Today we read of a bishop, Thomas Gumbleton who speaks out of his own experience as a kid-- abused by a priest.
making it personal Aug 21, 2005
I didn't enjoy reading this book, but I'm glad I read it. It was difficult to follow at times which I think is okay here because it seemed like Breslin was trying to make sense of his loss and anger. In some ways it made the read more real...instead of something where all the heart had been edited out of the piece.
I kept thinking as I read that I should just stop reading. It really is a depressing portrait of not only the Catholic church but also our society. Some readers may walk away feeling like it's primarily a Catholic church issue, but it's not. For Breslin, that is how he experienced it because the Catholic church was his church family. For others of us, it's about our church and our society that hasn't put forth any real effort to protect its children.

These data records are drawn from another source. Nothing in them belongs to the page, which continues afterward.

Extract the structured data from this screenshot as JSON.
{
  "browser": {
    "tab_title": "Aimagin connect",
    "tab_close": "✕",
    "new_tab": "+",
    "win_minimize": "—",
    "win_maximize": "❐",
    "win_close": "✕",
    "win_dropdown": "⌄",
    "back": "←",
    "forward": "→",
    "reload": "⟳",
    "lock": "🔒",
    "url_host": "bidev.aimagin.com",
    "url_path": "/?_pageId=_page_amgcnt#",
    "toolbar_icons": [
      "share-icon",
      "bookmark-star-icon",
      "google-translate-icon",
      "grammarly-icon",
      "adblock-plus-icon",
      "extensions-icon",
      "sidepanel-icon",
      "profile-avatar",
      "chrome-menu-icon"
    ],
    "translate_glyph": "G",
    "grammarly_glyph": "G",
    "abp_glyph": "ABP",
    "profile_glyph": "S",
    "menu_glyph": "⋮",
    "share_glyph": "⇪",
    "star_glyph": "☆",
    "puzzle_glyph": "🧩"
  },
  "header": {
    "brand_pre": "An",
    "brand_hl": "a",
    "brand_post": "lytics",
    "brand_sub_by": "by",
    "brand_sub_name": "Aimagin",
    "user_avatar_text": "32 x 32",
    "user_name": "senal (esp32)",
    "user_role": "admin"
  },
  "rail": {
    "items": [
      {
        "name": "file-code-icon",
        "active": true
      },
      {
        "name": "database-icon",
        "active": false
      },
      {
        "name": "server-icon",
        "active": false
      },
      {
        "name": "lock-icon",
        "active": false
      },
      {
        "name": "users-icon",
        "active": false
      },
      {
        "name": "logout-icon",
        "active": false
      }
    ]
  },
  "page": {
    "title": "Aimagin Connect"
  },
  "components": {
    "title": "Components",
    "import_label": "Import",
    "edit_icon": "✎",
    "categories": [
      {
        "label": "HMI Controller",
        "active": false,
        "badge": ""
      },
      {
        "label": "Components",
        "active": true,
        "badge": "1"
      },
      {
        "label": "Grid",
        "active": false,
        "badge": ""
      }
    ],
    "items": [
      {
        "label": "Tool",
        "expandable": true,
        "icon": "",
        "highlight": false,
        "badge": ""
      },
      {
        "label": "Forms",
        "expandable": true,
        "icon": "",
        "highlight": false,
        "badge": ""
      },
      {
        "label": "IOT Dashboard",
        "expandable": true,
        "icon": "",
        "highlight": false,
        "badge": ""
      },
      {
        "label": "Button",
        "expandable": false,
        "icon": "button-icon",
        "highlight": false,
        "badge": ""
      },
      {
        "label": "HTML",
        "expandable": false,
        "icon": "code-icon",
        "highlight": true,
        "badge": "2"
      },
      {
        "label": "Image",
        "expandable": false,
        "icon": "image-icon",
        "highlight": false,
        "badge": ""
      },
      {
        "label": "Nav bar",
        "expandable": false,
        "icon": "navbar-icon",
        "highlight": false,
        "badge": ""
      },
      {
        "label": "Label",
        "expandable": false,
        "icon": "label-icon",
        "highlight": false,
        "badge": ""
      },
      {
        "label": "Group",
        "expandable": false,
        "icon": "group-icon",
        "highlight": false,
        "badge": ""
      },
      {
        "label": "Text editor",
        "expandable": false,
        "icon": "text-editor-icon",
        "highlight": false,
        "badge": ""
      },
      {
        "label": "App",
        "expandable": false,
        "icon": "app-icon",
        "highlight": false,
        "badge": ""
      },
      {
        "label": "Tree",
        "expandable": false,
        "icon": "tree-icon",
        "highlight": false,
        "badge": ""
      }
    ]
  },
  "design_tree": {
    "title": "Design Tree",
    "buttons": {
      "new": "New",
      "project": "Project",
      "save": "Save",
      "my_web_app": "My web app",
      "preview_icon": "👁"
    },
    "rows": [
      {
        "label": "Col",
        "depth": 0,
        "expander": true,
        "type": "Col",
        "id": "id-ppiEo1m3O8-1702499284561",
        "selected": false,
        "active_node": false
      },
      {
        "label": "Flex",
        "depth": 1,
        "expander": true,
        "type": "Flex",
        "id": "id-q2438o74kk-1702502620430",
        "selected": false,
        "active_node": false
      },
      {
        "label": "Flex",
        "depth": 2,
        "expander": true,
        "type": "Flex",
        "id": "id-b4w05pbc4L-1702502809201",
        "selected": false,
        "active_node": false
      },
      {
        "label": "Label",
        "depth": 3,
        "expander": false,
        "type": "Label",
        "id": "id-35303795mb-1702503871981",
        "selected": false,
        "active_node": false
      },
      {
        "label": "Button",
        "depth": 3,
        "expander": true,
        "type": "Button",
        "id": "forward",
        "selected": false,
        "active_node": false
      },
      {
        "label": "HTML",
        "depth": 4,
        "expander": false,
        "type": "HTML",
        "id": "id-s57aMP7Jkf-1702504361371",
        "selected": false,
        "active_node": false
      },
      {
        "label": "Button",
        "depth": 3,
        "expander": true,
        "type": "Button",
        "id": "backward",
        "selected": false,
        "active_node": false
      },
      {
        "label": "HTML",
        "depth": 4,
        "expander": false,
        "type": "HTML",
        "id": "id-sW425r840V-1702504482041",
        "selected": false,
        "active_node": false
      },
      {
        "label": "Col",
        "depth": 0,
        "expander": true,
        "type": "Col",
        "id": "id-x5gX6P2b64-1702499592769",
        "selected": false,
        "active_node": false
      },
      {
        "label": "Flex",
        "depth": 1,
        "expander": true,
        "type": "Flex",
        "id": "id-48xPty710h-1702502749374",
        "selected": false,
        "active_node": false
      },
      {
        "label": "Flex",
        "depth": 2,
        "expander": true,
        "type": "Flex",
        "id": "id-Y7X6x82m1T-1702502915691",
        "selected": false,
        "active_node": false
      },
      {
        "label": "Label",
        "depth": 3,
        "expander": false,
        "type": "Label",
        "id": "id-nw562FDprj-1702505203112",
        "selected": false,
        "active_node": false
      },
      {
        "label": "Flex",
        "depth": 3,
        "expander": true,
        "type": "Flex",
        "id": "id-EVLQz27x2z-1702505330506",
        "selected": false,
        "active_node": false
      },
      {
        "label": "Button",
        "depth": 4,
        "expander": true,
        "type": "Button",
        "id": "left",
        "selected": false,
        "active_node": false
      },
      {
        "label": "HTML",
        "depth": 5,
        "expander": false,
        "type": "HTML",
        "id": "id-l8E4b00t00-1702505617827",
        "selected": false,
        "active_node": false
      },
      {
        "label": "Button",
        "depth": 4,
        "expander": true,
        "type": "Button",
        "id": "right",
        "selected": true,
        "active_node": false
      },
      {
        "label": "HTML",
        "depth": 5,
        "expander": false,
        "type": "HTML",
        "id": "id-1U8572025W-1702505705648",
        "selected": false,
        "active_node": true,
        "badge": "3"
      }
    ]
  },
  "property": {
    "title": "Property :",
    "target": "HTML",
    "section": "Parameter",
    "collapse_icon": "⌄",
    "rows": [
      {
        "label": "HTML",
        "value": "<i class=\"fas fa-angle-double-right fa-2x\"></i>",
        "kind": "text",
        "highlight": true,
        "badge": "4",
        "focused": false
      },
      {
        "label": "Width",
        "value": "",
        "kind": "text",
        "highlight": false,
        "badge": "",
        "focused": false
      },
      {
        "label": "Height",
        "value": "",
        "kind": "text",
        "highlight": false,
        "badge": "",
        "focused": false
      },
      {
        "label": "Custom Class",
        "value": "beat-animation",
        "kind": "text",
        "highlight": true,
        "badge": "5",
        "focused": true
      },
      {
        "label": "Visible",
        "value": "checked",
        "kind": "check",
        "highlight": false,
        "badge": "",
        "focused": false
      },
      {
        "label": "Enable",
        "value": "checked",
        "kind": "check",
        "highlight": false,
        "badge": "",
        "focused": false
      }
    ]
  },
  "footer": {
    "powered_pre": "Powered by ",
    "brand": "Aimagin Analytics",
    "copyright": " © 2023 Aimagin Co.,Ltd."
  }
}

I'm glad Breslin told his story. It needs to be told again and again until people start to listen and act. No, a church held in the home, as he mentions, is not the solution. But if it is led by him and he refuses to keep his loud NY mouth shut about child abusers, then I'd feel at least a little safer about taking my own children there.
Jimmy has things upside down.... Mar 13, 2005
God knows that many prelates in the Catholic Church deserve the beating Breslin is determined to give them. But he has things absolutely upside down when it comes to the cause of the sexual abuse crisis.
The truth is that the presence of pedophiles in the clergy is the result of liberalization under public pressure. The Vatican has been telling the American Church since the 1960s not to ordain homosexuals. If American bishops had paid attention, there wouldn't have been a problem. It's no accident that probably the worst of the offending priests was a popular and "hip" street priest in Boston.
The institutional response as well is an American one -- businessmen covering up a scandal. The exact same thing has happened in (among other places) the Episcopal Church and numerous public school systems. Breslin is right that bishops should not be conscienceless businessmen -- but often they are.
If you think Breslin is right on target about the wickedness and venality of the Catholic Church -- and especially about its worldliness and materialism -- you need only consider the examples of Mother Teresa and Dorothy Day, both of whom were radically orthodox Catholics, far more so, alas, than most American bishops.
If Breslin got his way and instituted a kitchen church, clerical sex abuse would increase, not decrease.
Still, the critique of the bishops is to some degree valid and needs to be heard.